Harry Knoors, Ph.D., is a Professor Emeritus at the Behavioural Science Institute of the Radboud University Nijmegen. Until May 2022, Knoors was also Academic Director of Royal Kentalis. Harry Knoors is trained as a psycholinguist, specializing in development and learning of deaf children. He is involved in research on childhood deafness, mainly language development, literacy, and psychosocial functioning, and in research on the effectiveness of education.
Harry Knoors (co)authored over 130 research articles. He co-authored and co-edited 7 books on the development of deaf children, all published by Oxford University Press (OUP). Knoors is a former associate editor of the Journal of Deaf Studies and Deaf Education, chaired the steering committee of the International Congress on Education of the Deaf, and is currently co-editor of the OUP book series Perspectives on Deafness. Together with Dr. Evelien Dirks (NSDSK), Harry Knoors is working on a book about the development of children and adolescents with cochlear implants, planned to be published by OUP in 2024.

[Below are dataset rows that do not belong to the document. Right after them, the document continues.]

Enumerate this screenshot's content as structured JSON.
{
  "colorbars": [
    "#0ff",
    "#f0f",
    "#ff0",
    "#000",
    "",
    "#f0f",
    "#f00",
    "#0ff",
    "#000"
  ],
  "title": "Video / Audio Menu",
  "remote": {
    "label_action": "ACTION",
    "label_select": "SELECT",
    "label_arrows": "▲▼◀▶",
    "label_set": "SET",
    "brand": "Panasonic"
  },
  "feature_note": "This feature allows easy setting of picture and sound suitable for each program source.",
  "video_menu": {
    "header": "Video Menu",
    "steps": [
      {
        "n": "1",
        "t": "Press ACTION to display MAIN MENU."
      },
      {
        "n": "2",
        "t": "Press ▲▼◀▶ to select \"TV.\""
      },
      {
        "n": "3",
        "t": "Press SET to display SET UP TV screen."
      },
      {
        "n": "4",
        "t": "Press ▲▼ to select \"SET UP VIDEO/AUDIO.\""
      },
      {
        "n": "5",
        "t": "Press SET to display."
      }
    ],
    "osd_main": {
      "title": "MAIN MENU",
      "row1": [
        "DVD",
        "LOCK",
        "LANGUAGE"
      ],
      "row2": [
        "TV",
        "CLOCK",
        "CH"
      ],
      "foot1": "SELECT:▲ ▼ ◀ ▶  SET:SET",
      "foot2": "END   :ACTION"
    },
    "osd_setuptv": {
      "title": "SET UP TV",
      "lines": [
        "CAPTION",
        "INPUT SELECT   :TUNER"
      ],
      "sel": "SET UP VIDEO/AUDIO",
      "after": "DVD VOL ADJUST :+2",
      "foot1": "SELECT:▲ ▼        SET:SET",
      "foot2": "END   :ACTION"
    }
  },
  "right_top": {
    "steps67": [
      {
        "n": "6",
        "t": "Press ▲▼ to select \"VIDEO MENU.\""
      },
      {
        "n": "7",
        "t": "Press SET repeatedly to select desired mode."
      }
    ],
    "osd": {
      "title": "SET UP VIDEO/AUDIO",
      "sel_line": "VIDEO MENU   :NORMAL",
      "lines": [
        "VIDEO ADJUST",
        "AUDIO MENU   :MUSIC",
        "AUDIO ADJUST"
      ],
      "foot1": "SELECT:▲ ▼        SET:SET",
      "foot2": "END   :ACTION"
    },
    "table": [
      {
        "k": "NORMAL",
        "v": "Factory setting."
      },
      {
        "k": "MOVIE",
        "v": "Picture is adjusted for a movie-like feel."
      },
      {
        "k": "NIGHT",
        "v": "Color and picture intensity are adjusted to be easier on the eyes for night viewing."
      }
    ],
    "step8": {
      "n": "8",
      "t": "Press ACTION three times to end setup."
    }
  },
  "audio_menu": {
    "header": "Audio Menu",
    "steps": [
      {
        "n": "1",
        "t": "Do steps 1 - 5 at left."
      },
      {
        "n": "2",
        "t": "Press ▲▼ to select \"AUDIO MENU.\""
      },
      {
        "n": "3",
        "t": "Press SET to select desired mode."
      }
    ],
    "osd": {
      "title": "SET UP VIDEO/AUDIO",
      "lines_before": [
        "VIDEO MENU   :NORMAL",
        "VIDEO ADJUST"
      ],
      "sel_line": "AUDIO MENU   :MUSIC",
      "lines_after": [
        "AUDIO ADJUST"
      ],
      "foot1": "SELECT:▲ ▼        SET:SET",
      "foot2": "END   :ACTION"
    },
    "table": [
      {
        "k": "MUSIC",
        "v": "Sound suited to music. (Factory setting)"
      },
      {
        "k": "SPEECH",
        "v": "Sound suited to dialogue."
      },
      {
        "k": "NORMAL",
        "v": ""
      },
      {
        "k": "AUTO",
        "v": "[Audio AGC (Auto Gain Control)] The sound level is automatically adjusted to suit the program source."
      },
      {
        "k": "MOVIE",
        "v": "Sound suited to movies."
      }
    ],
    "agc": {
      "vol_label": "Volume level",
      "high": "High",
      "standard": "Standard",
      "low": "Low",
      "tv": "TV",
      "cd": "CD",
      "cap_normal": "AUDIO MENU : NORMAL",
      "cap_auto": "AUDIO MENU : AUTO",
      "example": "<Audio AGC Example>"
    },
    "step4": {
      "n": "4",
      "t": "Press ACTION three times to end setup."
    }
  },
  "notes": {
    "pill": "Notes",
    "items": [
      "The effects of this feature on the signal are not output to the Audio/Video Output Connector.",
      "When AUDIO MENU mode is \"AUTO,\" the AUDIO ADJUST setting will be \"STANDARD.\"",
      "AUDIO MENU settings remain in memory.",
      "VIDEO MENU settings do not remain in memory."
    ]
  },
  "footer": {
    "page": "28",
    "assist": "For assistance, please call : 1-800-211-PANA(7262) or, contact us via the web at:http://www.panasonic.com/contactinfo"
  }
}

Summary If one reviews research on the developmental effects of pediatric cochlear implantation, one may easily get the impression that the holy grail is the assessment of spoken language, and literacy (but also cognition and psychosocial functioning) as measured by standardized norm-referenced tests in homogenous samples of monolingual children. The children are implanted very early in life, preferably bilaterally. And they are often raised in well-educated and relatively affluent families. These studies show that many of these children attain (low)-average levels of spoken language proficiency and literacy.
Our own research on developmental outcomes is carried out in rather diverse groups of deaf children. This diversity is reflected in variations in implant conditions, variations in family circumstances, and variations in linguistic environments. These groups of children are much more representative of the population of deaf children at large.
Our research shows effects of implantation that are beneficial, but more modest in magnitude. What does this tell us? Did cochlear implantation of these children fail given these more modest outcomes? Did the children fail, their parents, their educators? Do we advise parents and educators to adapt practices and principles to make them and their children to resemble as much as possible those in highly selected samples? Or would a better way forward be if we acknowledge that pediatric cochlear implantation most often takes place in contexts characterized by cultural, linguistic, and socioeconomic diversity? If we assess outcomes of cochlear implantation much broader, so that assessments appropriately reflect development of diverse children being raised and educated in diverse conditions? And if we appreciate diversity by accepting variations in implant conditions not only as something in need for change, but also as a mere fact of life, by valuing differences in child rearing practices, and by supporting multilingual and multimodal development. In this presentation I will focus mostly on the latter.